The objective of this study was to compare nAChR-mediated neurotransmitter release from slices of rat striatum, frontal cortex and hippocampus following chronic (-)-nicotine (Nic) administration (tartrate salt, 2 mg/kg twice daily for 10 days). Binding studies were also conducted to measure changes in receptor density. Relative to saline-treated animals, the number of nAChRs measured by [(3)H]-cytisine (CYT) binding was significantly increased in all brain regions examined by 15% to 25% following chronic Nic administration. Using a relatively high throughput method to measure neurotransmitter release, we found that Nic, CYT, and (+/-)-epibatidine (EB) evoked similar concentration-dependent striatal [(3)H]-dopamine (DA) and hippocampal [(3)H]-norepinephrine (NE) release from both saline (rank order of potency for [(3)H]-DA: EB>CYT>Nic; pEC(50) values, EB (9 +/- 0.1), CYT (8 +/- 0.13), Nic (7.3 +/- 0.19); rank order potency for [(3)H]-NE: EB>Nic=CYT; pEC(50) values, EB (8 +/- 0.18), Nic (5.5 +/- 0.09), CYT (5.12 +/- 0.1)) -and Nic-treated animals (pEC(50) values [(3)H]-DA, EB (9.5 +/- 0.15), Nic (8 +/- 0.16, CYT (6.6 +/- 0.52); [(3)H]-NE, EB (8.4 +/- 0.23), Nic (5.19 +/- 0.1), CYT (5.18 +/- 0.29)). Although no change in potency was detected between the two treatment groups, the agonist efficacies in both tissues were significantly reduced by approximately 17-54% following chronic Nic administration. In contrast to striatum, treatment with Nic did not affect the maximal [(3)H]-DA response (efficacy) in the frontal cortex. However, as observed in the striatum, no change in agonist potency was observed in the frontal cortex following chronic Nic administration (pEC(50) values, saline; EB (9.2 +/- 0.2), >CYT (6.95 +/- 0.75) = Nic (6.9 +/- 0.16); Nic-treated, EB (9 +/- 0.42)>CYT (6.88 +/- 0.27) = Nic (7.1 +/- 0.17)). Chronic Nic treatment did not significantly affect KCl-evoked [(3)H]-NE release from hippocampus or [(3)H]-DA release from frontal cortex or striatum.

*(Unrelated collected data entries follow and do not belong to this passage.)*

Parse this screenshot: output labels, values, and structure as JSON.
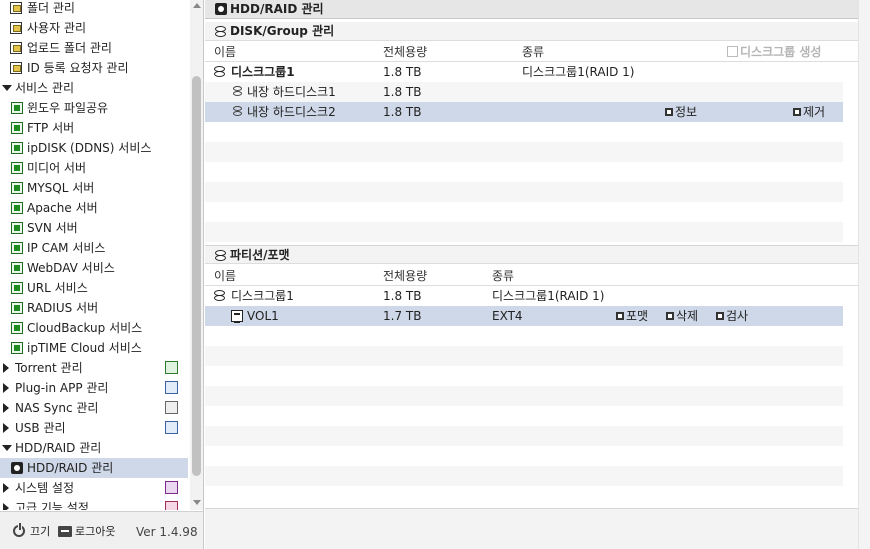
{
  "sidebar": {
    "items": [
      {
        "label": "폴더 관리",
        "icon": "folder-icon"
      },
      {
        "label": "사용자 관리",
        "icon": "folder-icon"
      },
      {
        "label": "업로드 폴더 관리",
        "icon": "folder-icon"
      },
      {
        "label": "ID 등록 요청자 관리",
        "icon": "folder-icon"
      },
      {
        "label": "서비스 관리",
        "icon": "expanded-arrow"
      },
      {
        "label": "윈도우 파일공유",
        "icon": "service-icon"
      },
      {
        "label": "FTP 서버",
        "icon": "service-icon"
      },
      {
        "label": "ipDISK (DDNS) 서비스",
        "icon": "service-icon"
      },
      {
        "label": "미디어 서버",
        "icon": "service-icon"
      },
      {
        "label": "MYSQL 서버",
        "icon": "service-icon"
      },
      {
        "label": "Apache 서버",
        "icon": "service-icon"
      },
      {
        "label": "SVN 서버",
        "icon": "service-icon"
      },
      {
        "label": "IP CAM 서비스",
        "icon": "service-icon"
      },
      {
        "label": "WebDAV 서비스",
        "icon": "service-icon"
      },
      {
        "label": "URL 서비스",
        "icon": "service-icon"
      },
      {
        "label": "RADIUS 서버",
        "icon": "service-icon"
      },
      {
        "label": "CloudBackup 서비스",
        "icon": "service-icon"
      },
      {
        "label": "ipTIME Cloud 서비스",
        "icon": "service-icon"
      },
      {
        "label": "Torrent 관리",
        "icon": "collapsed-arrow"
      },
      {
        "label": "Plug-in APP 관리",
        "icon": "collapsed-arrow"
      },
      {
        "label": "NAS Sync 관리",
        "icon": "collapsed-arrow"
      },
      {
        "label": "USB 관리",
        "icon": "collapsed-arrow"
      },
      {
        "label": "HDD/RAID 관리",
        "icon": "expanded-arrow"
      },
      {
        "label": "HDD/RAID 관리",
        "icon": "hdd-icon"
      },
      {
        "label": "시스템 설정",
        "icon": "collapsed-arrow"
      },
      {
        "label": "고급 기능 설정",
        "icon": "collapsed-arrow"
      }
    ],
    "footer": {
      "power_label": "끄기",
      "logout_label": "로그아웃",
      "version": "Ver 1.4.98"
    }
  },
  "main": {
    "title": "HDD/RAID 관리",
    "disk_panel": {
      "title": "DISK/Group 관리",
      "create_label": "디스크그룹 생성",
      "columns": [
        "이름",
        "전체용량",
        "종류"
      ],
      "rows": [
        {
          "name": "디스크그룹1",
          "capacity": "1.8 TB",
          "type": "디스크그룹1(RAID 1)"
        },
        {
          "name": "내장 하드디스크1",
          "capacity": "1.8 TB",
          "type": ""
        },
        {
          "name": "내장 하드디스크2",
          "capacity": "1.8 TB",
          "type": "",
          "action_info": "정보",
          "action_remove": "제거"
        }
      ]
    },
    "partition_panel": {
      "title": "파티션/포맷",
      "columns": [
        "이름",
        "전체용량",
        "종류"
      ],
      "rows": [
        {
          "name": "디스크그룹1",
          "capacity": "1.8 TB",
          "type": "디스크그룹1(RAID 1)"
        },
        {
          "name": "VOL1",
          "capacity": "1.7 TB",
          "type": "EXT4",
          "action_format": "포맷",
          "action_delete": "삭제",
          "action_check": "검사"
        }
      ]
    }
  },
  "colors": {
    "selection": "#cfd8e8",
    "header_bg": "#e6e6e6"
  }
}
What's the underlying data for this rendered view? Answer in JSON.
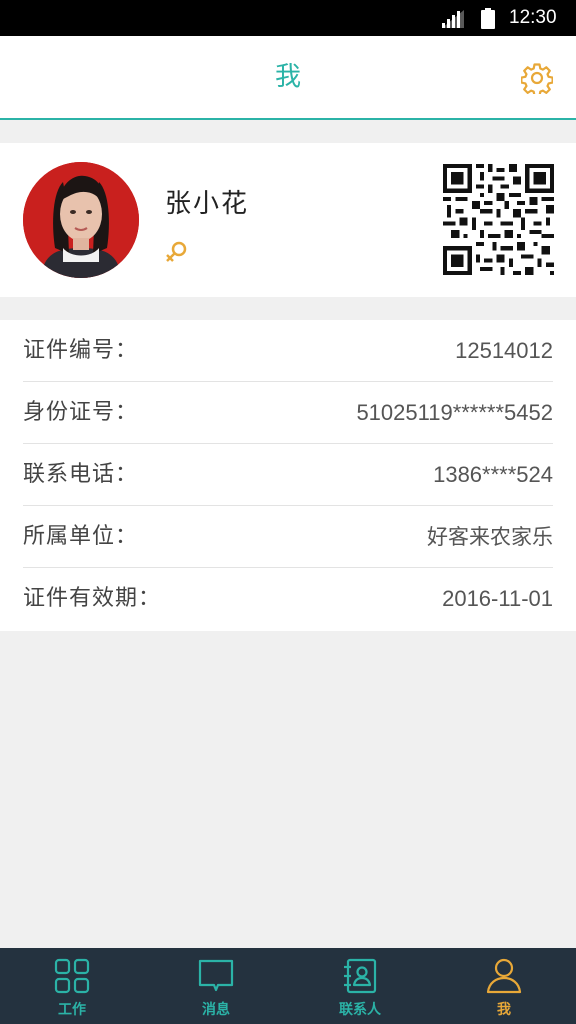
{
  "status_bar": {
    "time": "12:30"
  },
  "header": {
    "title": "我",
    "settings_icon": "gear-icon"
  },
  "profile": {
    "name": "张小花",
    "gender_icon": "female-symbol-icon",
    "qr_icon": "qr-code-icon"
  },
  "info": {
    "rows": [
      {
        "label": "证件编号：",
        "value": "12514012"
      },
      {
        "label": "身份证号：",
        "value": "51025119******5452"
      },
      {
        "label": "联系电话：",
        "value": "1386****524"
      },
      {
        "label": "所属单位：",
        "value": "好客来农家乐"
      },
      {
        "label": "证件有效期：",
        "value": "2016-11-01"
      }
    ]
  },
  "tabbar": {
    "items": [
      {
        "label": "工作",
        "icon": "grid-icon",
        "active": false
      },
      {
        "label": "消息",
        "icon": "chat-bubble-icon",
        "active": false
      },
      {
        "label": "联系人",
        "icon": "contacts-book-icon",
        "active": false
      },
      {
        "label": "我",
        "icon": "person-icon",
        "active": true
      }
    ]
  },
  "colors": {
    "accent": "#2bb3a7",
    "active_tab": "#e8a838",
    "tabbar_bg": "#24323f",
    "gear": "#e8a838"
  }
}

Since previous work has demonstrated that different nAChR subtypes display various sensitivities to chronic Nic exposure, we suggest that the subtypes of nAChRs involved in regulating [(3)H]-DA release may be different in the striatum and frontal cortex. These results support findings from earlier studies comparing the pharmacology of nAChR-evoked striatal versus cortical [(3)H]-DA release.

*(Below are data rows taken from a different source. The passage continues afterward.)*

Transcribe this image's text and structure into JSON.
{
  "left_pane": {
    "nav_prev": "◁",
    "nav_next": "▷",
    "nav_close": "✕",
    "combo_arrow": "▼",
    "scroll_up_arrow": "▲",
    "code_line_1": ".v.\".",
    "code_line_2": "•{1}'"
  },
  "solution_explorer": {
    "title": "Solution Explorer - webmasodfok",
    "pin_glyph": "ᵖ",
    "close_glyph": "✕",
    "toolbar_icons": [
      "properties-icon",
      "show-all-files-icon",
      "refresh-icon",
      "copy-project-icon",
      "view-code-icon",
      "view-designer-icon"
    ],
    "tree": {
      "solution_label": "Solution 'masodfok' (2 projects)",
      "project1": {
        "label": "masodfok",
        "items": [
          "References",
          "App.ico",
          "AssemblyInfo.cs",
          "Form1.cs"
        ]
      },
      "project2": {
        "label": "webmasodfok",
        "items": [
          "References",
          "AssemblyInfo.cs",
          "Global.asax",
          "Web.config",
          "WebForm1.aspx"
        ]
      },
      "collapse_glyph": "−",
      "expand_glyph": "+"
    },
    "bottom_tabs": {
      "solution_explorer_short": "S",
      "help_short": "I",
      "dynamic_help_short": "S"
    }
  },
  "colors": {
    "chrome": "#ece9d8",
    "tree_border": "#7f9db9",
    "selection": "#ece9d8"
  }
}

本研究的目的是比较慢性给予(-)-尼古丁(Nic)(酒石酸盐,2mg/kg,每日两次,共10天)后,大鼠纹状体、额叶皮质和海马切片中nAChR介导的神经递质释放情况。还进行了结合研究以测量受体密度的变化。相对于生理盐水处理的动物,慢性给予Nic后,通过[(3)H]-金雀花碱(CYT)结合测量的nAChR数量在所有检测的脑区中均显著增加了15%至25%。使用一种相对高通量的方法来测量神经递质释放,我们发现Nic、CYT和(+/-)-依博加碱(EB)在生理盐水处理组([(3)H]-多巴胺(DA)的效价顺序:EB>CYT>Nic;pEC(50)值,EB(9±0.1),CYT(8±0.13),Nic(7.3±0.19);[(3)H]-去甲肾上腺素(NE)的效价顺序:EB>Nic = CYT;pEC(50)值,EB(8±0.18),Nic(5.5±0.09),CYT(5.12±0.1))和Nic处理组([(3)H]-DA的pEC(50)值,EB(9.5±0.15),Nic(8±0.16),CYT(6.6±0.52);[(3)H]-NE的pEC(50)值,EB(8.4±0.23),Nic(5.19±0.1),CYT(5.18±0.29))中均能引起类似的浓度依赖性纹状体[(3)H]-DA和海马[(3)H]-NE释放。尽管在两个处理组之间未检测到效价变化,但慢性给予Nic后,两种组织中的激动剂效能均显著降低了约17 - 54%。与纹状体不同,Nic处理并未影响额叶皮质中最大的[(3)H]-DA反应(效能)。然而,如在纹状体中观察到的那样,慢性给予Nic后额叶皮质中激动剂效价没有变化(pEC(50)值,生理盐水处理组;EB(9.2±0.2),>CYT(6.95±0.75)= Nic(6.9±0.16);Nic处理组,EB(9±0.42)>CYT(6.88±0.27)= Nic(7.1±0.17))。慢性Nic处理并未显著影响KCl引起的海马[(3)H]-NE释放或额叶皮质或纹状体的[(3)H]-DA释放。由于先前的研究表明不同的nAChR亚型对慢性Nic暴露表现出不同的敏感性,我们认为参与调节[(3)H]-DA释放的nAChR亚型在纹状体和额叶皮质中可能不同。这些结果支持了早期比较nAChR介导的纹状体与皮质[(3)H]-DA释放药理学的研究结果。